Perempuan itu berjalan sendirian. Langkah kakinya tergesa. Melewati lorong yang gelap. Ia bersenandung, begitu lirih—barangkali ingin mengusir segala ketakutan yang hinggap di tubuhnya. Hari sudah teramat malam. Ia ingat cerita pemerkosaan itu. Ia pernah membacanya, di sebuah surat kabar. Seorang perempuan muda, digagahi oleh beberapa lelaki muda. Para lelaki yang sarat dengan berahi.

Hari teramat malam. Sudah dini hari. Mulai terasa hembusan angin yang membawa embun. Ia bergegas. Langkahnya cepat. Sungguh, ia adalah perempuan yang cantik. Dengan payudara yang masih muda dan ranum. Ia bergegas.

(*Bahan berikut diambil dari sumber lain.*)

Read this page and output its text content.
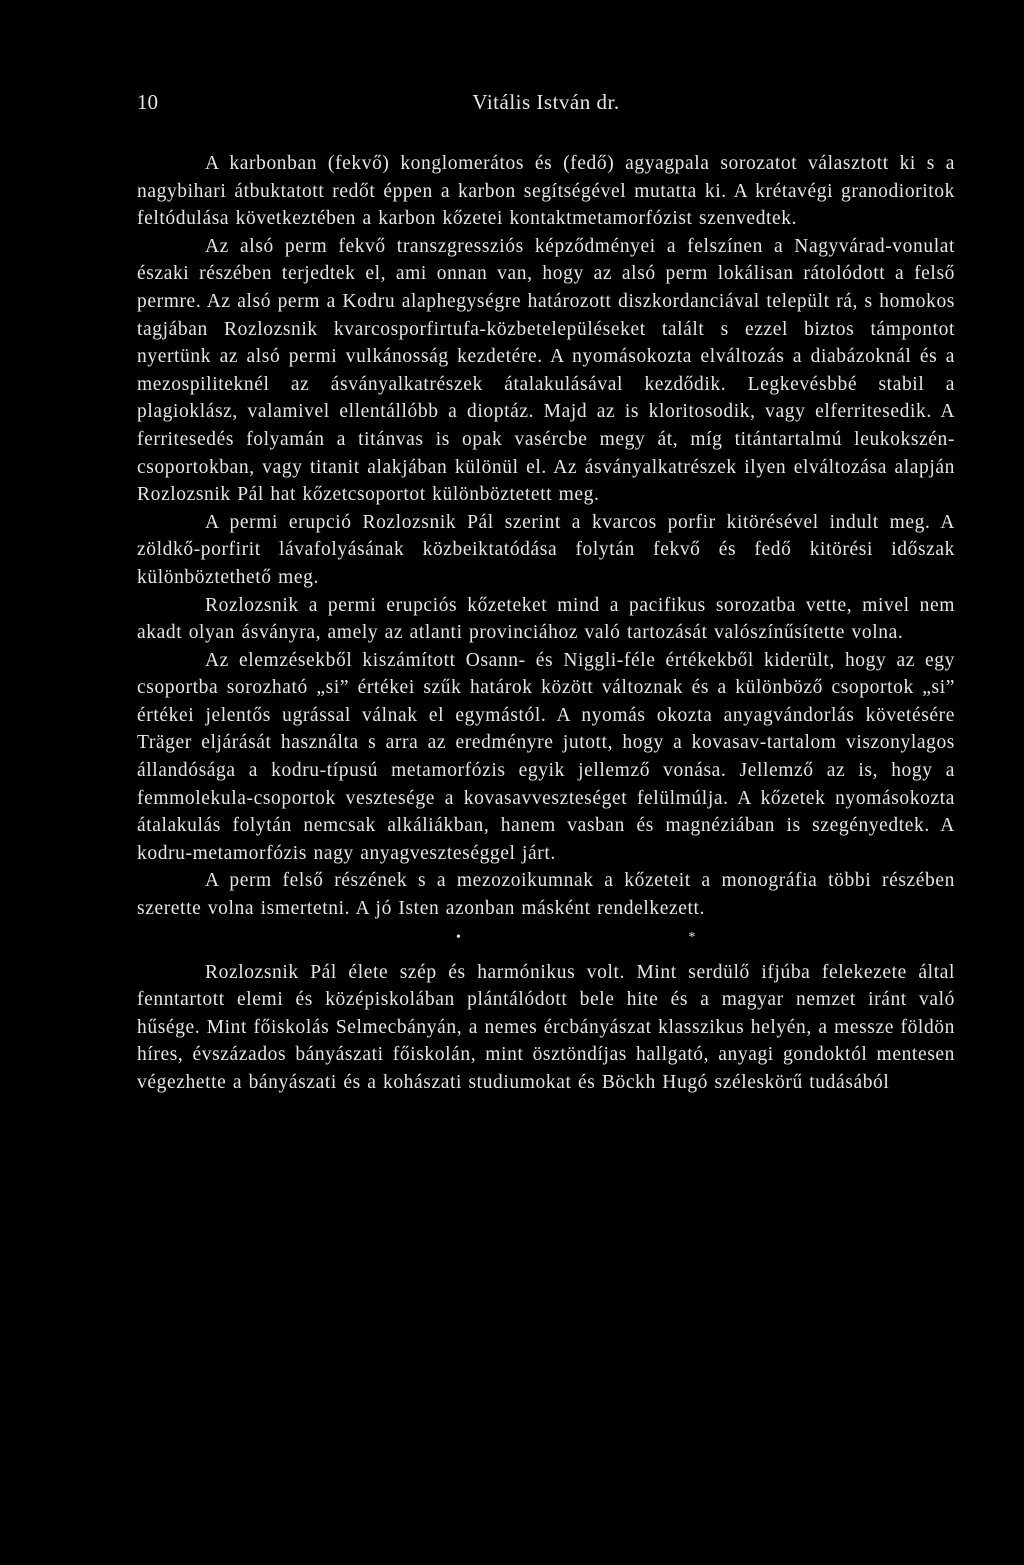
10	Vitális István dr.

A karbonban (fekvő) konglomerátos és (fedő) agyagpala sorozatot választott ki s a nagybihari átbuktatott redőt éppen a karbon segítségével mutatta ki. A krétavégi granodioritok feltódulása következtében a karbon kőzetei kontaktmetamorfózist szenvedtek.

Az alsó perm fekvő transzgressziós képződményei a felszínen a Nagyvárad-vonulat északi részében terjedtek el, ami onnan van, hogy az alsó perm lokálisan rátolódott a felső permre. Az alsó perm a Kodru alaphegységre határozott diszkordanciával települt rá, s homokos tagjában Rozlozsnik kvarcosporfirtufa-közbetelepüléseket talált s ezzel biztos támpontot nyertünk az alsó permi vulkánosság kezdetére. A nyomásokozta elváltozás a diabázoknál és a mezospiliteknél az ásványalkatrészek átalakulásával kezdődik. Legkevésbbé stabil a plagioklász, valamivel ellentállóbb a dioptáz. Majd az is kloritosodik, vagy elferritesedik. A ferritesedés folyamán a titánvas is opak vasércbe megy át, míg titántartalmú leukokszén-csoportokban, vagy titanit alakjában különül el. Az ásványalkatrészek ilyen elváltozása alapján Rozlozsnik Pál hat kőzetcsoportot különböztetett meg.

A permi erupció Rozlozsnik Pál szerint a kvarcos porfir kitörésével indult meg. A zöldkő-porfirit lávafolyásának közbeiktatódása folytán fekvő és fedő kitörési időszak különböztethető meg.

Rozlozsnik a permi erupciós kőzeteket mind a pacifikus sorozatba vette, mivel nem akadt olyan ásványra, amely az atlanti provinciához való tartozását valószínűsítette volna.

Az elemzésekből kiszámított Osann- és Niggli-féle értékekből kiderült, hogy az egy csoportba sorozható „si” értékei szűk határok között változnak és a különböző csoportok „si” értékei jelentős ugrással válnak el egymástól. A nyomás okozta anyagvándorlás követésére Träger eljárását használta s arra az eredményre jutott, hogy a kovasav-tartalom viszonylagos állandósága a kodru-típusú metamorfózis egyik jellemző vonása. Jellemző az is, hogy a femmolekula-csoportok vesztesége a kovasavveszteséget felülmúlja. A kőzetek nyomásokozta átalakulás folytán nemcsak alkáliákban, hanem vasban és magnéziában is szegényedtek. A kodru-metamorfózis nagy anyagveszteséggel járt.

A perm felső részének s a mezozoikumnak a kőzeteit a monográfia többi részében szerette volna ismertetni. A jó Isten azonban másként rendelkezett.

•	*

Rozlozsnik Pál élete szép és harmónikus volt. Mint serdülő ifjúba felekezete által fenntartott elemi és középiskolában plántálódott bele hite és a magyar nemzet iránt való hűsége. Mint főiskolás Selmecbányán, a nemes ércbányászat klasszikus helyén, a messze földön híres, évszázados bányászati főiskolán, mint ösztöndíjas hallgató, anyagi gondoktól mentesen végezhette a bányászati és a kohászati studiumokat és Böckh Hugó széleskörű tudásából
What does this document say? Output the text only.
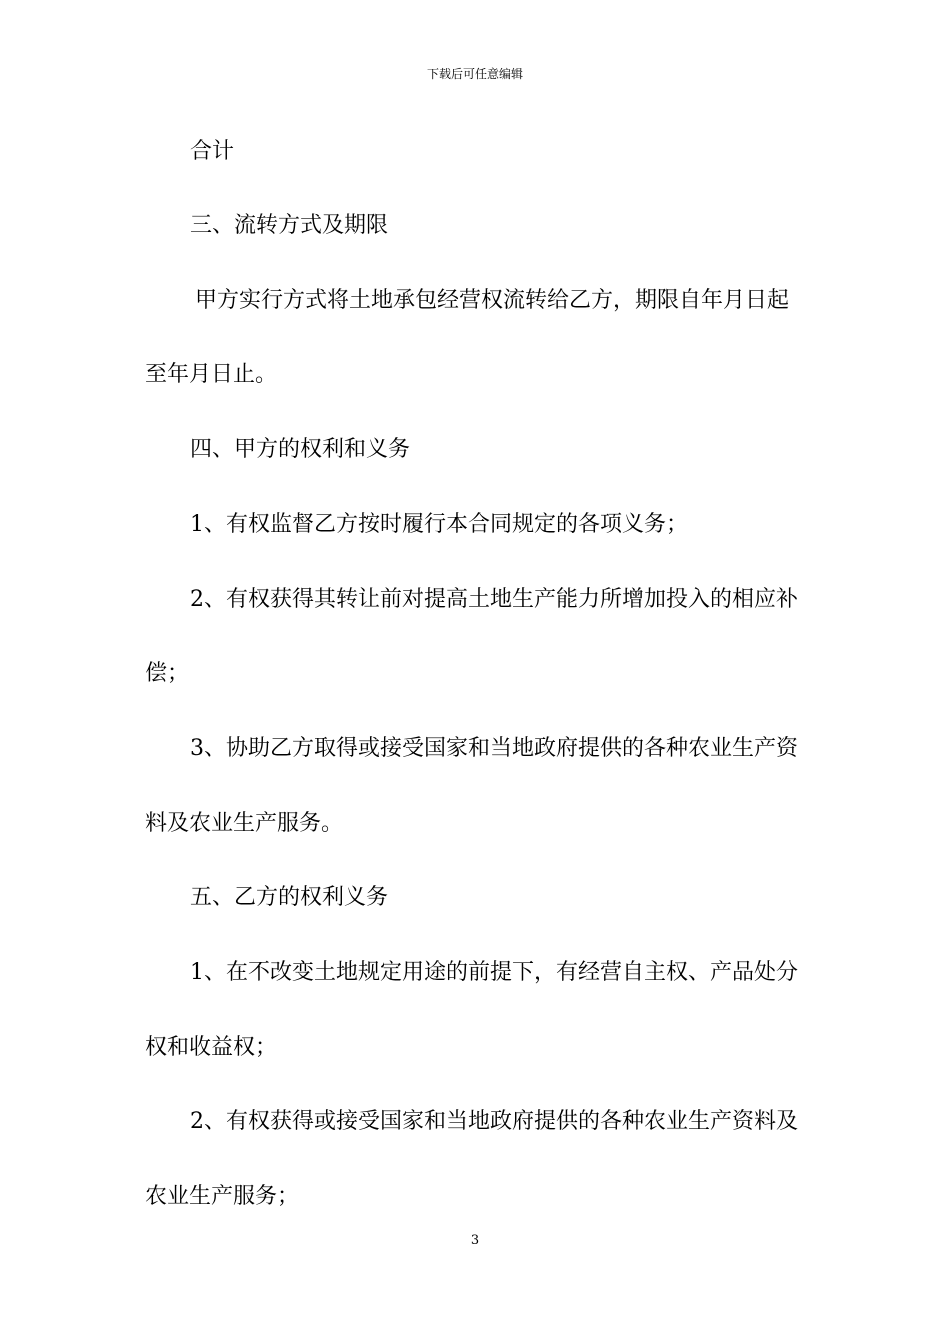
下载后可任意编辑
合计
三、流转方式及期限
甲方实行方式将土地承包经营权流转给乙方，期限自年月日起
至年月日止。
四、甲方的权利和义务
1、有权监督乙方按时履行本合同规定的各项义务；
2、有权获得其转让前对提高土地生产能力所增加投入的相应补
偿；
3、协助乙方取得或接受国家和当地政府提供的各种农业生产资
料及农业生产服务。
五、乙方的权利义务
1、在不改变土地规定用途的前提下，有经营自主权、产品处分
权和收益权；
2、有权获得或接受国家和当地政府提供的各种农业生产资料及
农业生产服务；
3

Setidaknya ia mesti melewati lorong itu. Lorong yang gelap memanjang. Ah, mengapa ia tak sampai ke tubir?

Jejaknya memburu. Lorong masih gelap. Semestinya ada cahaya di depan sana. Tapi ia merasa beberapa tangan mendekapnya. Tubuhnya limbung. Ia tak sempat mengingat banyak. Hanya remang terdengar suara lelaki muda dengan tawa yang dipenuhi aroma alkohol. Ia tak sempat lagi berteriak.

2.
Ada suara gemerisik. Larut malam. Ia turun mengendap. Tiga orang lelaki membongkar paksa lemari besi. Suara makin gaduh. Jauh larut malam. Ia masih mengendap. Mungkin sebaiknya ia menelepon polisi. Tapi ponselnya tertinggal di kamar. Ia mengendap. Suara gemerisik.

“Ada orang. Cepat kejar dia!” langkahnya terdengar oleh seseorang. Ia menoleh. Ingin berteriak. Lalu sebilah parang menembus badannya. Ia ingin menjerit. Tapi tubuhnya lemah. Malam terasa makin larut.

3.
Belum jam dua puluh empat. Tapi suara teriakan memberat. Begitu dekat di gendang telinga. Segalanya telah pecah belah. Piring, gelas, foto, toples, dan mungkin kenangan. Malam terasa gulita.

“Kau pikir, aku tak membaca semua BBM-mu! Kau main belakang. Kau pengkhianat cinta. Betapa aku percaya penuh denganmu. Namun ternyata di otakmu hanya selingkuh.”

Perempuan itu menangis. Di sudut dinding ruang tamu. Malam begitu berat. Terasa gelap makin remang di tubuhnya. Ia merasa rambutnya ditarik. Ia merasa pipinya ditampar. Ia menjilat darah dari sela bibirnya. Ia menangis lagi.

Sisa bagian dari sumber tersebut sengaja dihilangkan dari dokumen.